Nick Frost feared food obsession would kill him
Nick Frost knew he needed to make changes or his food addiction would "kill" him.

Nick Frost feared his food addiction would "kill" him.
The 53-year-old actor - who has a son, six, and four-year-old daughter with partner Hayley, and a teenage son from a previous relationship - saw his weight balloon to over 490lbs after he gave up drugs and alcohol, but he soon realised that swapping his vices for a dependency on food wasn't a good idea either.
He told The Observer: “Six years ago I stopped taking any kind of drink or mind-bending substance...
“Food had been my first addiction when I was 10.
“And I realised that it’s fine to stop all that s*** [drink and drugs]. But then going in the car and parking down by the river when it was nighttime and eating a tier of a wedding cake, that’s going to f****** kill you, as well.”
Nick - who turned to comfort eating as a child when his sister died from an asthma attack at the age of 18 - realised he needed to make changes.
Discussing his motivation, he said: “Just a realisation that I would die. And a realisation that I had very young children, and this is how I am, and they’re going to be left without a dad.
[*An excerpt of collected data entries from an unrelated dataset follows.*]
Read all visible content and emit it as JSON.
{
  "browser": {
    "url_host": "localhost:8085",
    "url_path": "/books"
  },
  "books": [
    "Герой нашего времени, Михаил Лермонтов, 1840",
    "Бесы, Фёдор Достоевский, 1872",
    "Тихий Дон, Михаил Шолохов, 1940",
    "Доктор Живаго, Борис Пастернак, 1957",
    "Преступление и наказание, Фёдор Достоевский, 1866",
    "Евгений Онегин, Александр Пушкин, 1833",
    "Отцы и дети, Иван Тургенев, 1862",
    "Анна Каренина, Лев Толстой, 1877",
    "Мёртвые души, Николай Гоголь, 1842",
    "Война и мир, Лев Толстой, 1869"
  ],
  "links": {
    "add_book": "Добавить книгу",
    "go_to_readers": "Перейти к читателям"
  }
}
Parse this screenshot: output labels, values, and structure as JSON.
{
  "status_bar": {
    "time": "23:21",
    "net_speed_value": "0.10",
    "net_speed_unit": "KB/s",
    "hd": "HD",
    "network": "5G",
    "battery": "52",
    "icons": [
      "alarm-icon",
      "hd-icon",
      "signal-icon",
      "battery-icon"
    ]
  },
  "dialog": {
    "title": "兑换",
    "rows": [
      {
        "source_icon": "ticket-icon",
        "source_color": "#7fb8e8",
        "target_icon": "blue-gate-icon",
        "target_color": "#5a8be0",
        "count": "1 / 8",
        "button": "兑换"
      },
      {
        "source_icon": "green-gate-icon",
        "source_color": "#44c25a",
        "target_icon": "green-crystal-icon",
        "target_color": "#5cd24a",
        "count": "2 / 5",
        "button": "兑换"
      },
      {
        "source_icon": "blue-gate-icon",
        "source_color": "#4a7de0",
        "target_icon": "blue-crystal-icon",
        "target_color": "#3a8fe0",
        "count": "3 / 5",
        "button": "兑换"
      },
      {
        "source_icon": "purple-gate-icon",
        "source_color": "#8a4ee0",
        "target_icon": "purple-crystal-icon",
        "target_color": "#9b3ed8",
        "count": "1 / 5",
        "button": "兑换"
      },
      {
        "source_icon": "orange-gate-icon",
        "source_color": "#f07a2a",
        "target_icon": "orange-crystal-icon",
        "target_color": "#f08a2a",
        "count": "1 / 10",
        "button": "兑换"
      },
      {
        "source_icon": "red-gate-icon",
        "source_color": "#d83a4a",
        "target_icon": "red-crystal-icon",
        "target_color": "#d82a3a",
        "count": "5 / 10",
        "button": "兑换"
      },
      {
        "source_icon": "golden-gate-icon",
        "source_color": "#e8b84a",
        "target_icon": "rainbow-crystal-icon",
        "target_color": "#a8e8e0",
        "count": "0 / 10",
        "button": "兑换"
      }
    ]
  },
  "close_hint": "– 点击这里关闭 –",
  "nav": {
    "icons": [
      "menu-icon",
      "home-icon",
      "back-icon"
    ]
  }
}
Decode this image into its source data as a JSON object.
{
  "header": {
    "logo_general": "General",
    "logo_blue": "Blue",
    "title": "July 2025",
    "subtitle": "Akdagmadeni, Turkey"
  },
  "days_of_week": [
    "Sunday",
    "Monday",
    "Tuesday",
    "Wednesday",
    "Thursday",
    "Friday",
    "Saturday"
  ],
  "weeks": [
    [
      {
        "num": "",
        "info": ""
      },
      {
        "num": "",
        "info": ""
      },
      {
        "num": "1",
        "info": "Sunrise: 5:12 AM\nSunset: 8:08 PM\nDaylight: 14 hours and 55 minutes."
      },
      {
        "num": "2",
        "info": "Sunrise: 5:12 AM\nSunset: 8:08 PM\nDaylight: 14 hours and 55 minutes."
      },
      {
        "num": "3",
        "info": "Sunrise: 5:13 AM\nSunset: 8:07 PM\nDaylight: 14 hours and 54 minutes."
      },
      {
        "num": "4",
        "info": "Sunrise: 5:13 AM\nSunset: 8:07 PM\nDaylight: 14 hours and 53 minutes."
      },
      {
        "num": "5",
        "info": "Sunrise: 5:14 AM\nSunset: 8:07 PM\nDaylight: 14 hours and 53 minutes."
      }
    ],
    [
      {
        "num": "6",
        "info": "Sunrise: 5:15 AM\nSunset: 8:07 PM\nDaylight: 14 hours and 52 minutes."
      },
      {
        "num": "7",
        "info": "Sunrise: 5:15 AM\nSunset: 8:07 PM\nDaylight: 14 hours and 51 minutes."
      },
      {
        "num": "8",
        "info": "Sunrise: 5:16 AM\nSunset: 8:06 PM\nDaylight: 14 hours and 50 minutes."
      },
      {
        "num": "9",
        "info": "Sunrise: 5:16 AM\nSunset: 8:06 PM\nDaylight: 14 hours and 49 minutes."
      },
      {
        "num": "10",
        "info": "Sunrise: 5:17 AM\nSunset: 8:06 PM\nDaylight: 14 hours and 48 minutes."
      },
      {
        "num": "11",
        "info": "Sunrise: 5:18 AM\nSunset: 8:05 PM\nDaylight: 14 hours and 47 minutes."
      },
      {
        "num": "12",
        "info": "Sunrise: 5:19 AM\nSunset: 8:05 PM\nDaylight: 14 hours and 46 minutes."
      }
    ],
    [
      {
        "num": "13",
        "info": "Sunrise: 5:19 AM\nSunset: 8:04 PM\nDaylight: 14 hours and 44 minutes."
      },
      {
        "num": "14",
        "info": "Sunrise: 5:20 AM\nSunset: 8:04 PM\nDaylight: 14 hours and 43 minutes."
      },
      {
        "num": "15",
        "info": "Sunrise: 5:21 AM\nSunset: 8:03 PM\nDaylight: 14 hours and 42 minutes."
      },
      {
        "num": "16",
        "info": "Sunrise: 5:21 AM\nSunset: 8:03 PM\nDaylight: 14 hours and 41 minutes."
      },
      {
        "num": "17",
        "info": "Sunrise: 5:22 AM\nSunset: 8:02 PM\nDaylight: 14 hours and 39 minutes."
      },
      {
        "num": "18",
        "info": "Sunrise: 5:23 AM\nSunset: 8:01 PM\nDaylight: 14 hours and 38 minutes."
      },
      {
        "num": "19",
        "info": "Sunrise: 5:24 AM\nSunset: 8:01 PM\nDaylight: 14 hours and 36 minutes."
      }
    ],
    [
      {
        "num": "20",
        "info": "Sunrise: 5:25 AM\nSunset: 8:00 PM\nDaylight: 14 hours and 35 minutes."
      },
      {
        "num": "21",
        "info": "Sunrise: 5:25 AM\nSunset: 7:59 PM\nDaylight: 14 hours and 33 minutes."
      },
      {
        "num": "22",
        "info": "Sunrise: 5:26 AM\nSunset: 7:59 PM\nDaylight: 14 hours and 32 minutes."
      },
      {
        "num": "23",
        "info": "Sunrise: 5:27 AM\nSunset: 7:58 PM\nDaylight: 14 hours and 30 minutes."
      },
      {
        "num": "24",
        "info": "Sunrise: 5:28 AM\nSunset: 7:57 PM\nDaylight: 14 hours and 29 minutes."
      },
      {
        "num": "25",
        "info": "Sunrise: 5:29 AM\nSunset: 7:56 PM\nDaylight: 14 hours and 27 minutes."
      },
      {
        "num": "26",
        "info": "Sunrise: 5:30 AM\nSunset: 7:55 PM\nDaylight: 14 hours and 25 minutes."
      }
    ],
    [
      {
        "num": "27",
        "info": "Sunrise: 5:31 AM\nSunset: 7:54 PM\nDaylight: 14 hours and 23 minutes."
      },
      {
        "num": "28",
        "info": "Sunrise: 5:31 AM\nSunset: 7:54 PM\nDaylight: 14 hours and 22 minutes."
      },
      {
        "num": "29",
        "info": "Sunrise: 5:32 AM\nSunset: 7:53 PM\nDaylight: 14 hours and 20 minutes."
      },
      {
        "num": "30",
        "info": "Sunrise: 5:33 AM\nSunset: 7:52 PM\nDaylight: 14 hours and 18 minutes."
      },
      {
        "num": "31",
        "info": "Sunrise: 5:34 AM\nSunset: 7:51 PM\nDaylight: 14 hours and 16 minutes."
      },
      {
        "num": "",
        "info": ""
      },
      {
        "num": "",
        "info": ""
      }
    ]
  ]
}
It was like, ‘What the f***are you doing, you nutter?’ "
The How To Train Your Dragon actor admitted he is considering his legacy and how he will be remembered when he dies.
He said: “I hate the word ‘legacy’, but there’s always a part of me that wants to be remembered when I die. That’s why I want to be buried, so I’ve got a little headstone somewhere. I write in the cookbook that the only thing I’ve got of my mum’s was a f****** spoon. That’s it. And I think, ‘I’d want to be more than a spoon.’”
Nick previously explained his compulsive tendencies got worse during his 40s and puts a lot of it down to feelings of loneliness.
He told The Guardian newspaper: "I think there was a loneliness in me. I’d lost all my family. And you get to a point in your life where your friends get married and have children, and you’re left again. There’s part of me then that just wants to dig in and build a wall. And it just becomes a bigger and a bigger thing until you become an awfully sad, mentally ill human being."